That’s the question asked by John Metcalfe in this silly-but-kind-of-not photojournal in The Atlantic Cities, The Atlantic magazine’s online urban planning spinoff. Metcalfe spends most of the piece rehashing a 13-year-old broadside by a group of Philadelphia artists against that city’s Mural Arts Program for the “amateurish” quality of its paintings. As it turns out, though, Philly’s famous murals have been attracting a fair share of local bile recently, with commentators questioning the city’s annual
$1.5 million investment in the program relative to other priorities. (There’s an interesting comment thread attached to the article linked in the previous sentence that’s worth checking out as well.)
Characteristically, MAP founder and champion Jane Golden has fought back against the bad vibes, and frankly,
$1.5 million $1 million a year in city money for a program that has now produced over 3000 murals and contributed considerably over time to Philly’s identity and reputation strikes me as a pretty ridiculous bargain.

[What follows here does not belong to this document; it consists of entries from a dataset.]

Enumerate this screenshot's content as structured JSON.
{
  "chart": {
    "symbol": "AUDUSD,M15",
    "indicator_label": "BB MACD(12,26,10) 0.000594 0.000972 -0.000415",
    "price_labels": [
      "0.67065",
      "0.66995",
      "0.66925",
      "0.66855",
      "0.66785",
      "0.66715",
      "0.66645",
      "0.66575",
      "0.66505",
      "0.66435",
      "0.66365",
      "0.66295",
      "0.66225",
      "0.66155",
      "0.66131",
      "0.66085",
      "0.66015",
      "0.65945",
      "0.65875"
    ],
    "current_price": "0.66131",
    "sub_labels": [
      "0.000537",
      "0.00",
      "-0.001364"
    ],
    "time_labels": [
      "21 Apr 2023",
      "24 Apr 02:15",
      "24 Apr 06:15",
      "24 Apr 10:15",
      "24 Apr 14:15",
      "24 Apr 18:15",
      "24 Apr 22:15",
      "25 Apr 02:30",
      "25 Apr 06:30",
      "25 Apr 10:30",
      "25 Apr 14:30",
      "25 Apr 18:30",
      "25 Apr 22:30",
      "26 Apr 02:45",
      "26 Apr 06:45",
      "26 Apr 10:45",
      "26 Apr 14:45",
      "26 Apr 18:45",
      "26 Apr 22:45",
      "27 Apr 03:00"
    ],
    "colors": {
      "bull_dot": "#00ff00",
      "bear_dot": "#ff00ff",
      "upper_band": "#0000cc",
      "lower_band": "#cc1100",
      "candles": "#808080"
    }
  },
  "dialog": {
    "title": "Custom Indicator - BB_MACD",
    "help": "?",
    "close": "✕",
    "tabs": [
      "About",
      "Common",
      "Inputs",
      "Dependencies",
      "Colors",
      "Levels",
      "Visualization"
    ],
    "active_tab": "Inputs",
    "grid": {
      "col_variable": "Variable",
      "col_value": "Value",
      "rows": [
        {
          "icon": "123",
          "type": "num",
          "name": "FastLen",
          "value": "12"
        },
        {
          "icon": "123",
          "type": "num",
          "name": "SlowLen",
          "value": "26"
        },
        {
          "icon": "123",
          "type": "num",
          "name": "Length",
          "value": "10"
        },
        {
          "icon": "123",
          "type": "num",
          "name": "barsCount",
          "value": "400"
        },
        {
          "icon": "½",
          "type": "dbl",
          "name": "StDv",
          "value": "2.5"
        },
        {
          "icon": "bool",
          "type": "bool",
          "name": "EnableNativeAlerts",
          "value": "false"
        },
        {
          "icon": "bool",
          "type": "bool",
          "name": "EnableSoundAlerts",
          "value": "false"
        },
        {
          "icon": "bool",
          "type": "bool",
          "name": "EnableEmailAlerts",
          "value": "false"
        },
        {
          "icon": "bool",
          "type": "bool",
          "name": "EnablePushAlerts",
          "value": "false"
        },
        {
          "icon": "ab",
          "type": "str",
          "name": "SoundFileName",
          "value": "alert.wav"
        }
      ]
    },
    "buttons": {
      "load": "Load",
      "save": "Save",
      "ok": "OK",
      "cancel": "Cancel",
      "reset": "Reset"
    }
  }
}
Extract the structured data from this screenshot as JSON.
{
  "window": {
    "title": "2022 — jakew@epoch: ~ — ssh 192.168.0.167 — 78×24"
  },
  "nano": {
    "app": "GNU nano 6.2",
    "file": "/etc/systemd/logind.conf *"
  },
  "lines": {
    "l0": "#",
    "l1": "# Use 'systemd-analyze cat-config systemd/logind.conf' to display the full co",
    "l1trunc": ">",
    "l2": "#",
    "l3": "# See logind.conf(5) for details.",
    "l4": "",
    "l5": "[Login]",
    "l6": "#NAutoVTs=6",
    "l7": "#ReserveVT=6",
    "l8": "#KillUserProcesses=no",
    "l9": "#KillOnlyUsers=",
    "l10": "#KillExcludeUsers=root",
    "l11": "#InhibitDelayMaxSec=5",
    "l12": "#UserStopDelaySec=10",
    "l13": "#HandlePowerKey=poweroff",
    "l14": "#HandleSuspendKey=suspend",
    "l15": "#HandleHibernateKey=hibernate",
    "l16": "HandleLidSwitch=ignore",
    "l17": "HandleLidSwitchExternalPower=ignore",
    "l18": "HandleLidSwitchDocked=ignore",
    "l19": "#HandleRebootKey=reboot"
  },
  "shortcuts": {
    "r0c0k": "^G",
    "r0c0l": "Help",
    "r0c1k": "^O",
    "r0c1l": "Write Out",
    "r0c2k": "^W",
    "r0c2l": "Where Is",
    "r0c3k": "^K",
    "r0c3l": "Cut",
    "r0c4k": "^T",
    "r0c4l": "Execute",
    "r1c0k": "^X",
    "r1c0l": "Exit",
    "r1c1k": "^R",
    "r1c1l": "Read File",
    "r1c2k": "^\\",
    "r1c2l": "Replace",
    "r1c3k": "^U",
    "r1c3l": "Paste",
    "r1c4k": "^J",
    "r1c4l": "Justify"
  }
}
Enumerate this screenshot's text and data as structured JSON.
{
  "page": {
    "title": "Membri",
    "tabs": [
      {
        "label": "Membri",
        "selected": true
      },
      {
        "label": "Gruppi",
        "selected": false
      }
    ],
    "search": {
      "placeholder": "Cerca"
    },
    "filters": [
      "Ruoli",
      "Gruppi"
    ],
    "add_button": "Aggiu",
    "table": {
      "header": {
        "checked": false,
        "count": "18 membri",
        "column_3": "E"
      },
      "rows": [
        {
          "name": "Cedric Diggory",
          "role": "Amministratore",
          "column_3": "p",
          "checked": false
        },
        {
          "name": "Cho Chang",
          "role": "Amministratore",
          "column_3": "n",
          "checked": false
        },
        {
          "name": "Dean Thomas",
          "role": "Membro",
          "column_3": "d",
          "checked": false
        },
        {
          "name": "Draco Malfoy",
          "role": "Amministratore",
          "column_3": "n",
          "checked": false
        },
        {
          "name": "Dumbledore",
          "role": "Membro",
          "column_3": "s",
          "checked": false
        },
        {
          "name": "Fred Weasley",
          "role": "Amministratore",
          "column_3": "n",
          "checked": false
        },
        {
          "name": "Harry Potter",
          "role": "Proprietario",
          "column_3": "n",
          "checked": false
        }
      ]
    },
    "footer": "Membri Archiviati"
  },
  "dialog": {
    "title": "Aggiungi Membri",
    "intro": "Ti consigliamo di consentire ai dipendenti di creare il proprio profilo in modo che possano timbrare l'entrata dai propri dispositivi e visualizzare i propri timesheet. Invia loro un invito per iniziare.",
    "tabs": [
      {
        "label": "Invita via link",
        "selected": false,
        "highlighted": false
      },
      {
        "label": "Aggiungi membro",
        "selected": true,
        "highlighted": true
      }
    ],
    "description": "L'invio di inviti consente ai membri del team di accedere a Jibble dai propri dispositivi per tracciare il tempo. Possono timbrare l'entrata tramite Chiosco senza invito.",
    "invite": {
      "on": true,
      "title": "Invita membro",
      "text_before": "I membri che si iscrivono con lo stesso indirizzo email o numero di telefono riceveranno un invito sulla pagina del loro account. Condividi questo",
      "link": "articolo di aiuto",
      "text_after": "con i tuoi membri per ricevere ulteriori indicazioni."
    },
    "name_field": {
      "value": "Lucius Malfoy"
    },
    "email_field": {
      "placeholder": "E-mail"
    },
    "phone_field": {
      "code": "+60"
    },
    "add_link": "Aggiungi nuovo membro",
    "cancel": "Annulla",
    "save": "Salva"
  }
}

But rather than get too deeply into the merits of MAP here, I’m more interested in this broader notion of “bad” public art.
A few years ago, I had this fantasy of starting an anonymous photoblog featuring user submissions of ugly public art. (I guess if I do it now, it won’t be so anonymous!) Think a Regretsy for public art – and judging by the number of my artist friends who are fans of that website on Facebook, I’m guessing there would be an audience for it. Because, let’s face it, not everything we do in this field is drop-dead amazing. And sometimes, the ravages of the elements can take their toll on outdoor artworks over time. In the worst cases, I do believe that public art can actually be (or become) a form of blight in its own right. Having a forum for people to call out the prime offenders encourages us to raise our game, or alternatively, invest in needed funds for maintenance and repair.
But more than that, I sometimes wish we wouldn’t take what we do so damn seriously all the time. Maybe this is coming from someone who’s spent too much time on Roadside America, but I think that by pretending that all artwork is sacred, we unwittingly make failure (acknowledged or not) unacceptable. Of course art is subjective, but that’s precisely the point. Maybe it’s okay to hate a specific piece of public art, if that’s one’s honest response. Maybe we should be encouraging honest responses. Especially to public art, which, unlike a bad performance, is still there the next day and, unlike bad museum or gallery art, is visible to you whether you want it to be or not.
Anyway, don’t worry, I’m not going to start that website. But no guarantees that someone else won’t – Huffington Post has already got us started down this road, and given the success of Regretsy it’s probably only a matter of time. Even if you hate this idea, you might not be able to escape it. Kind of like bad public art.
[UPDATE: in the comments, Philadelphia's Chief Cultural Officer Gary Steuer clarifies that the city's annual investment in MAP is closer to $1 million, not $1.5 million as has been widely reported.]